Note that clean speech is conventionally assumed to be only available during training and not available during the real-world use of the system. For training, clean speech can be obtained with a close talking microphone, whereas the noisy speech can be obtained with a far-field microphone recorded at the same time. Or, given separate clean speech signals and noise signals, one can add the signals together to obtain noisy speech signals, where the clean and noisy pairs can be used together for training.

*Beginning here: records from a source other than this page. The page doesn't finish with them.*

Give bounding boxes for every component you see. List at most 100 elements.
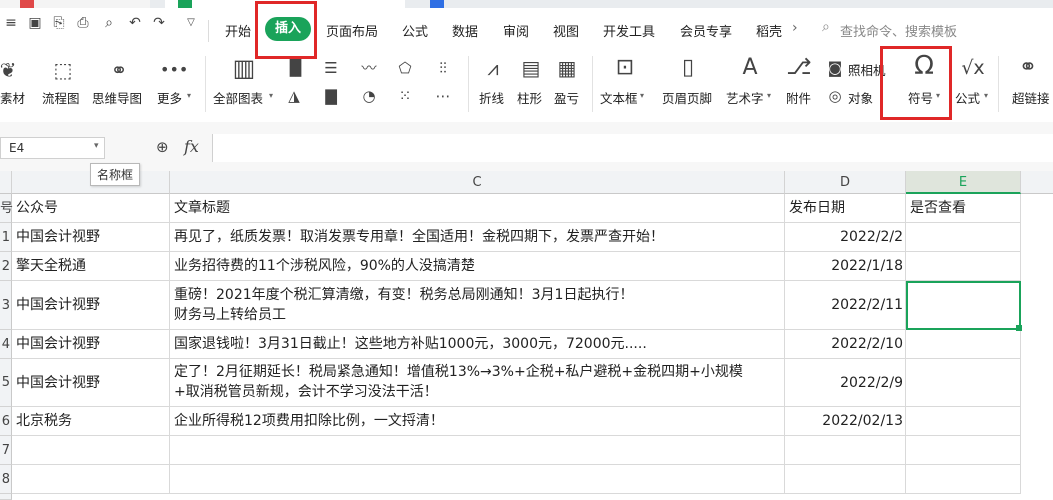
redo-icon[interactable]: ↷ [150, 14, 168, 32]
ribbon-mindmap-label[interactable]: 思维导图 [92, 88, 142, 107]
export-pdf-icon[interactable]: ⎘ [50, 14, 68, 32]
cell-date[interactable]: 2022/1/18 [785, 252, 906, 281]
row-header[interactable]: 1 [0, 223, 12, 252]
tab-member[interactable]: 会员专享 [680, 21, 732, 40]
cell-date[interactable] [785, 465, 906, 494]
ribbon-wordart-label[interactable]: 艺术字 [726, 88, 764, 107]
column-header-d[interactable]: D [785, 171, 906, 194]
combo-chart-icon[interactable]: ▇ [320, 84, 342, 108]
column-header-a[interactable] [0, 171, 12, 194]
cell-account[interactable]: 中国会计视野 [12, 359, 170, 407]
ribbon-textbox-label[interactable]: 文本框 [600, 88, 638, 107]
material-icon[interactable]: ❦ [0, 58, 20, 82]
ribbon-sparkline-column-label[interactable]: 柱形 [517, 88, 542, 107]
cell-title[interactable] [170, 465, 785, 494]
cell-viewed[interactable] [906, 252, 1021, 281]
name-box[interactable]: E4 [0, 137, 105, 159]
tab-developer[interactable]: 开发工具 [603, 21, 655, 40]
cell-viewed[interactable] [906, 436, 1021, 465]
customize-toolbar-icon[interactable]: ▽ [182, 14, 200, 32]
dropdown-arrow-icon[interactable]: ▾ [767, 91, 771, 100]
cell-date[interactable]: 2022/2/9 [785, 359, 906, 407]
column-header-f[interactable] [1021, 171, 1053, 194]
cell-date[interactable]: 2022/2/10 [785, 330, 906, 359]
cell-account[interactable]: 中国会计视野 [12, 281, 170, 330]
ribbon-material-label[interactable]: 素材 [0, 88, 25, 107]
ribbon-flowchart-label[interactable]: 流程图 [42, 88, 80, 107]
cell-date[interactable]: 2022/2/2 [785, 223, 906, 252]
header-cell-viewed[interactable]: 是否查看 [906, 194, 1021, 223]
print-preview-icon[interactable]: ⌕ [100, 14, 118, 32]
camera-icon[interactable]: ◙ [824, 56, 846, 80]
ribbon-sparkline-winloss-label[interactable]: 盈亏 [554, 88, 579, 107]
cell-account[interactable]: 中国会计视野 [12, 223, 170, 252]
row-header[interactable]: 号 [0, 194, 13, 223]
cell-viewed[interactable] [906, 465, 1021, 494]
zoom-icon[interactable]: ⊕ [156, 138, 169, 156]
row-header[interactable]: 4 [0, 330, 12, 359]
scatter-chart-icon[interactable]: ⁙ [394, 84, 416, 108]
area-chart-icon[interactable]: ◮ [284, 84, 304, 108]
wordart-icon[interactable]: A [736, 56, 764, 80]
attachment-icon[interactable]: ⎇ [786, 56, 812, 80]
tab-formulas[interactable]: 公式 [402, 21, 428, 40]
dropdown-arrow-icon[interactable]: ▾ [640, 91, 644, 100]
line-chart-icon[interactable]: 〰 [356, 56, 382, 80]
tab-home[interactable]: 开始 [225, 21, 251, 40]
column-header-e[interactable]: E [906, 171, 1021, 194]
cell-account[interactable] [12, 436, 170, 465]
cell-date[interactable]: 2022/02/13 [785, 407, 906, 436]
sparkline-line-icon[interactable]: ⩘ [478, 56, 508, 80]
cell-title[interactable]: 国家退钱啦！3月31日截止！这些地方补贴1000元，3000元，72000元..… [170, 330, 785, 359]
ribbon-sparkline-line-label[interactable]: 折线 [479, 88, 504, 107]
radar-chart-icon[interactable]: ⬠ [394, 56, 416, 80]
cell-date[interactable] [785, 436, 906, 465]
hyperlink-icon[interactable]: ⚭ [1014, 56, 1042, 80]
object-icon[interactable]: ◎ [824, 84, 846, 108]
insert-function-button[interactable]: fx [184, 137, 199, 156]
dropdown-arrow-icon[interactable]: ▾ [984, 91, 988, 100]
tab-docer[interactable]: 稻壳 [756, 21, 782, 40]
ribbon-all-charts-label[interactable]: 全部图表 [213, 88, 263, 107]
row-header[interactable]: 8 [0, 465, 12, 494]
ribbon-more-label[interactable]: 更多 [157, 88, 182, 107]
row-header[interactable] [0, 494, 12, 500]
cell-account[interactable]: 中国会计视野 [12, 330, 170, 359]
tab-view[interactable]: 视图 [553, 21, 579, 40]
mindmap-icon[interactable]: ⚭ [106, 58, 132, 82]
undo-icon[interactable]: ↶ [126, 14, 144, 32]
tab-review[interactable]: 审阅 [503, 21, 529, 40]
cell-viewed[interactable] [906, 330, 1021, 359]
row-header[interactable]: 2 [0, 252, 12, 281]
dropdown-arrow-icon[interactable]: ▾ [269, 91, 273, 100]
tabs-more-icon[interactable]: › [792, 20, 798, 36]
textbox-icon[interactable]: ⊡ [610, 56, 640, 80]
sparkline-column-icon[interactable]: ▤ [516, 56, 546, 80]
cell-account[interactable]: 北京税务 [12, 407, 170, 436]
active-cell-selection[interactable] [906, 281, 1021, 330]
pie-chart-icon[interactable]: ◔ [356, 84, 382, 108]
print-icon[interactable]: ⎙ [74, 14, 92, 32]
cell-title[interactable]: 业务招待费的11个涉税风险，90%的人没搞清楚 [170, 252, 785, 281]
cell-date[interactable]: 2022/2/11 [785, 281, 906, 330]
row-header[interactable]: 6 [0, 407, 12, 436]
column-chart-icon[interactable]: ▐▌ [284, 56, 307, 80]
equation-icon[interactable]: √x [958, 56, 988, 80]
tab-page-layout[interactable]: 页面布局 [326, 21, 378, 40]
column-header-c[interactable]: C [170, 171, 785, 194]
search-icon[interactable]: ⌕ [822, 19, 830, 35]
bar-chart-icon[interactable]: ▥ [230, 56, 258, 80]
ribbon-attachment-label[interactable]: 附件 [786, 88, 811, 107]
sparkline-winloss-icon[interactable]: ▦ [552, 56, 582, 80]
more-dots-icon[interactable]: ••• [160, 58, 188, 82]
cell-title[interactable] [170, 436, 785, 465]
header-footer-icon[interactable]: ▯ [674, 56, 702, 80]
header-cell-account[interactable]: 公众号 [12, 194, 170, 223]
ribbon-header-footer-label[interactable]: 页眉页脚 [662, 88, 712, 107]
cell-title[interactable]: 定了！2月征期延长！税局紧急通知！增值税13%→3%+企税+私户避税+金税四期+… [170, 359, 785, 407]
fill-handle[interactable] [1016, 325, 1022, 331]
cell-account[interactable]: 擎天全税通 [12, 252, 170, 281]
cell-title[interactable]: 重磅！2021年度个税汇算清缴，有变！税务总局刚通知！3月1日起执行！ 财务马上… [170, 281, 785, 330]
name-box-dropdown-icon[interactable]: ▾ [94, 141, 99, 151]
save-icon[interactable]: ▣ [26, 14, 44, 32]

In conventional speech enhancement applications, speech processing is usually done using a set of features of input signals, such as short-time Fourier transform (STFT) features. The STFT obtains a complex domain spectro-temporal (or time-frequency) representation of a signal, also referred to here as a spectrogram. The STFT of the observed noisy signal can be written as the sum of the STFT of the target speech signal and the STFT of the noise signal. The STFTs of signals are complex-valued and the summation is in the complex domain. However, in conventional methods, the phase is ignored and the focus in conventional approaches has been on magnitude prediction of the “target speech” given a noisy speech signal as input. During reconstruction of the time-domain enhanced signal from its STFT, the phase of the noisy signal is typically used as the estimated phase of the enhanced speech's STFT. Using the noisy phase in combination with an estimate of the magnitude of the target speech leads in general to a reconstructed time-domain signal (i.e. obtained by inverse STFT of the complex spectrogram consisting of the product of the estimated magnitude and the noisy phase) whose magnitude spectrogram (the magnitude part of its STFT) is different from the estimate of the magnitude of the target speech that one intended to reconstruct a time-domain signal from. In this case, the complex spectrogram consisting of the product of the estimated magnitude and the noisy phase is said to be inconsistent.
Accordingly, there is need for improved speech processing methods to overcome the conventional speech enhancement applications.